In both THP-1 macrophages and primary human macrophages, the caspase-1 and ASC speck assays revealed that the inflammasome was not consistently activated in 100% of cells; rather, only a portion had been activated by VLPs, and the percentage of pyroptic cells never exceeded 20%. So, to explore the heterogeneity of macrophage activation, single-cell RNA sequencing (scRNAseq) was performed using a modified inDrops method, where single-cell transcriptomes were barcoded in droplets using an Onyx microfluidic device. In general, gene expression patterns showed an enrichment of genes associated with immune cell activation in the THP-1 cells treated with VLPs compared to controls; gene ontology enrichment analysis identified neutrophil migration, granulocyte chemotaxis, cellular response to TNF, response to IL-1 and lymphocyte migration as highly enriched relative to controls. However, within the population of THP-1 macrophages exposed to VLPs, scRNAseq revealed multiple subpopulations that differed in gene expression and abundance, of which Lučiūnaité et al detail nine. Hierarchical clustering separated these subpopulations into two groups. One cluster was comprised of 4 subpopulations of macrophages distinguished by their inflammation-related gene expression profiles. These included “high activation”, which showed a strong inflammatory response, “activation I” and “activation II”, which had enriched inflammation-related genes but at lower levels, and “interferon response”, which are genes induced by interferon and related to a cell’s response during viral infections. The other cluster was comprised of 4 macrophage populations that did not show enrichment of inflammation-related genes (“steady state”, “resting state”, “metabolically active”, and “prone to activation”) along with dead cells in a more distant branch.
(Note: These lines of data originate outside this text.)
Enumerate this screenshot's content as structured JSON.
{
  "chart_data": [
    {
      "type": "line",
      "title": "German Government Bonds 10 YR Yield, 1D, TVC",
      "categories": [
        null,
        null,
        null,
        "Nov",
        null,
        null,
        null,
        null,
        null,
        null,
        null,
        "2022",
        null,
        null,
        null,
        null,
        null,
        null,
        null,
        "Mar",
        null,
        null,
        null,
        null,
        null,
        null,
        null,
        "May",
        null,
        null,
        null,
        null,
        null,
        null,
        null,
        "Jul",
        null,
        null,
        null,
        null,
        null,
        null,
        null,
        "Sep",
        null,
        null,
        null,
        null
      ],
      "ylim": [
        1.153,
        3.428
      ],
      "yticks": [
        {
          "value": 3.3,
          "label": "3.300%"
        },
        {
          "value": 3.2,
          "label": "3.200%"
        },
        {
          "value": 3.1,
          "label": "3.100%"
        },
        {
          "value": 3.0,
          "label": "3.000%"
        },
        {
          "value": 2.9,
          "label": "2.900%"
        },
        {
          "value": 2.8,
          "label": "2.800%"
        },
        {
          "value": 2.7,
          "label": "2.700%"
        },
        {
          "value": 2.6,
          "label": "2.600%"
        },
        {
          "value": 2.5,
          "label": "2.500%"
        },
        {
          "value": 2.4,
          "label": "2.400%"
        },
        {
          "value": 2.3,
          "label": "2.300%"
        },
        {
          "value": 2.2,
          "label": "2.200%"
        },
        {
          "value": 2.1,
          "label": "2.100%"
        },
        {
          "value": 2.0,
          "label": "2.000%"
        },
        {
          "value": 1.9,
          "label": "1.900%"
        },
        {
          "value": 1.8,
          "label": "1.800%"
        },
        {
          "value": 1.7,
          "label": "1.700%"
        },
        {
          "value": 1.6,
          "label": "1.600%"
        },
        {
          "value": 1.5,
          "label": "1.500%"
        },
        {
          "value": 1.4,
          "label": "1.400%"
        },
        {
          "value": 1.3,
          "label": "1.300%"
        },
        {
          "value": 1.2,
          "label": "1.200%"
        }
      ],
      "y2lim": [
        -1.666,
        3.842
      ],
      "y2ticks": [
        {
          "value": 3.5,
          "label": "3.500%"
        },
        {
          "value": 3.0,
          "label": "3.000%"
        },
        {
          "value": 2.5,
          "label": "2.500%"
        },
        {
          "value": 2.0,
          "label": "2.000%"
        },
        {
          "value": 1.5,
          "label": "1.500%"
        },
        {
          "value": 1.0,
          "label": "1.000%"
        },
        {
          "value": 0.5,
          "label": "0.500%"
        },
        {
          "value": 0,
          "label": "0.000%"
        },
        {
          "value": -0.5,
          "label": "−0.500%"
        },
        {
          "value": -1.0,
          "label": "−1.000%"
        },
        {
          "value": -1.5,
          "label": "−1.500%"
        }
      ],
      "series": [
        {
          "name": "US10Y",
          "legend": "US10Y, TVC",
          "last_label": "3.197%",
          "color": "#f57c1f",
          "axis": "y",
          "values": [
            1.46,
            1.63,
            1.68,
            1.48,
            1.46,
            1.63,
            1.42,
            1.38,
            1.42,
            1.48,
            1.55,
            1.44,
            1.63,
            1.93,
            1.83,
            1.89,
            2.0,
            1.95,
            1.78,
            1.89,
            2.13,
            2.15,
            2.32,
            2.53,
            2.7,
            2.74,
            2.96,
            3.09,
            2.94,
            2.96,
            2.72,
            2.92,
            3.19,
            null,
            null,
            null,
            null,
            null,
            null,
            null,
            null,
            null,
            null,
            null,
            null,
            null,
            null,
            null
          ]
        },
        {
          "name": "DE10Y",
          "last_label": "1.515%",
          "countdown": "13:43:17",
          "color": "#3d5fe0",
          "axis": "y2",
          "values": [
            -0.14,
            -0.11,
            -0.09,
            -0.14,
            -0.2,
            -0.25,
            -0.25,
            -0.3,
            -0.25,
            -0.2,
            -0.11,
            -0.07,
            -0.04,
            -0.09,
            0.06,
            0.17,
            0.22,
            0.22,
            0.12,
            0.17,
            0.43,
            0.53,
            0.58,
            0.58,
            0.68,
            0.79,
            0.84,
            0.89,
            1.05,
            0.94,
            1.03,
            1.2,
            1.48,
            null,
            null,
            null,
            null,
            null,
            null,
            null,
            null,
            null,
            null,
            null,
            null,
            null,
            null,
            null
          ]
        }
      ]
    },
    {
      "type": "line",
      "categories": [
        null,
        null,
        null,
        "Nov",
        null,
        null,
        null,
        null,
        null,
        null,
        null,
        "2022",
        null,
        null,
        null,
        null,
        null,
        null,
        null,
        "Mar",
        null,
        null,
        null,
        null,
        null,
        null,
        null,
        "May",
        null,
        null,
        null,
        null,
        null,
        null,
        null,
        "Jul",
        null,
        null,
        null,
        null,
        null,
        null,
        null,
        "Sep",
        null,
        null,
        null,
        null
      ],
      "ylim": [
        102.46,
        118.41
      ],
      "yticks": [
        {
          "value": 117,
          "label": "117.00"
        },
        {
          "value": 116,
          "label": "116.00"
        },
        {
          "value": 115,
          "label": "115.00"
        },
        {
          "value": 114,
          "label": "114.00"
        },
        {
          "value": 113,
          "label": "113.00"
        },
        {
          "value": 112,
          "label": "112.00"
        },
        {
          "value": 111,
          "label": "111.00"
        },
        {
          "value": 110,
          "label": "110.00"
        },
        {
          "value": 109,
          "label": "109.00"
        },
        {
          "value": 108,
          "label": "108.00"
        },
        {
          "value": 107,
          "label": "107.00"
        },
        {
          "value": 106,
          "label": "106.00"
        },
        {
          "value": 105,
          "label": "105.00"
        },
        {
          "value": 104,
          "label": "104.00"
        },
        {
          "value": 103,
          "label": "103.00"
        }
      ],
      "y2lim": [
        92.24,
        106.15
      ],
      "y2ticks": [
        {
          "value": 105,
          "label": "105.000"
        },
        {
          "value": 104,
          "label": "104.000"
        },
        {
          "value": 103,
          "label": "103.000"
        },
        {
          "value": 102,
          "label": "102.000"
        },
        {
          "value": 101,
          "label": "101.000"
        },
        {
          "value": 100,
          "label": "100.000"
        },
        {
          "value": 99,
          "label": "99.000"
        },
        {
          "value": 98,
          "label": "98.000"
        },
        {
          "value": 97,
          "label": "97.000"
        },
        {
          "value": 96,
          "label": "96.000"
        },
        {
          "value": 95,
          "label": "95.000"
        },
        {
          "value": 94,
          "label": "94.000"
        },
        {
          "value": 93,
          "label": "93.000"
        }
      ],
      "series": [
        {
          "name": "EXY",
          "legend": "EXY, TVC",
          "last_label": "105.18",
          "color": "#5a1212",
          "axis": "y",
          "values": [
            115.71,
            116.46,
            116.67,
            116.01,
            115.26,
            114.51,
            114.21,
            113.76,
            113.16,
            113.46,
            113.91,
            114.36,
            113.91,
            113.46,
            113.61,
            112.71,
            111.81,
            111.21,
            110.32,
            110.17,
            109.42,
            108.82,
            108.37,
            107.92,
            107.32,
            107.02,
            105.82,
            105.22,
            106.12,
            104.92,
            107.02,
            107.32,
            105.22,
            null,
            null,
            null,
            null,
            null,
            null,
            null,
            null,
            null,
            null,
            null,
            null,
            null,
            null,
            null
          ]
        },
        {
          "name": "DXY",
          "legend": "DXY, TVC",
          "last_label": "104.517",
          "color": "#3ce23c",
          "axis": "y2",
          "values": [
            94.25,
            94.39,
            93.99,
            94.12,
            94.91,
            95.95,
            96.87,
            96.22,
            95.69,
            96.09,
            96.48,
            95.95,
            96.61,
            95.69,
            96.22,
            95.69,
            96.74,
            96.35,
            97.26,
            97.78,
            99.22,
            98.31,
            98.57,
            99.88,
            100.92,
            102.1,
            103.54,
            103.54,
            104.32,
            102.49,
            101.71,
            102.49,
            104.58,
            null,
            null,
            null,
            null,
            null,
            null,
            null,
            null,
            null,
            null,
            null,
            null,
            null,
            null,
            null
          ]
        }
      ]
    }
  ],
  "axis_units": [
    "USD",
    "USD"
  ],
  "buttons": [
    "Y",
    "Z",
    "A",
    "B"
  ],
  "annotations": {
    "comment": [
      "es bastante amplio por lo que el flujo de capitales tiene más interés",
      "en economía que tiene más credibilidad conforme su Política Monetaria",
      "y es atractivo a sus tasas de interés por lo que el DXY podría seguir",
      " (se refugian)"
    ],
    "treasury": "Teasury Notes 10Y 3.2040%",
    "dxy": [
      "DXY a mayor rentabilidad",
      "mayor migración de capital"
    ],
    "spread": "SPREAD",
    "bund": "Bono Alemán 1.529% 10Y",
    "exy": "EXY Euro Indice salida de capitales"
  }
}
This reveals that the THP-1 macrophage culture was not homogeneous in its response to exposure to VLPs. As the mechanisms resulting in differential macrophage activation are currently unknown, future studies should investigate why only some cells activate an inflammatory response when exposed to VLPs.
- Lučiūnaitė A, Dalgėdienė I, Žilionis R, Mašalaitė K, Norkienė M, Šinkūnas A, Gedvilaitė A, Kučinskaitė-Kodzė I, Žvirblienė A.
- Activation of NLRP3 Inflammasome by Virus-Like Particles of Human Polyomaviruses in Macrophages. Front Immunol. 2022 Mar 9;13:831815. doi: 10.3389/fimmu.2022.831815. PMID: 35355981; PMCID: PMC8959312.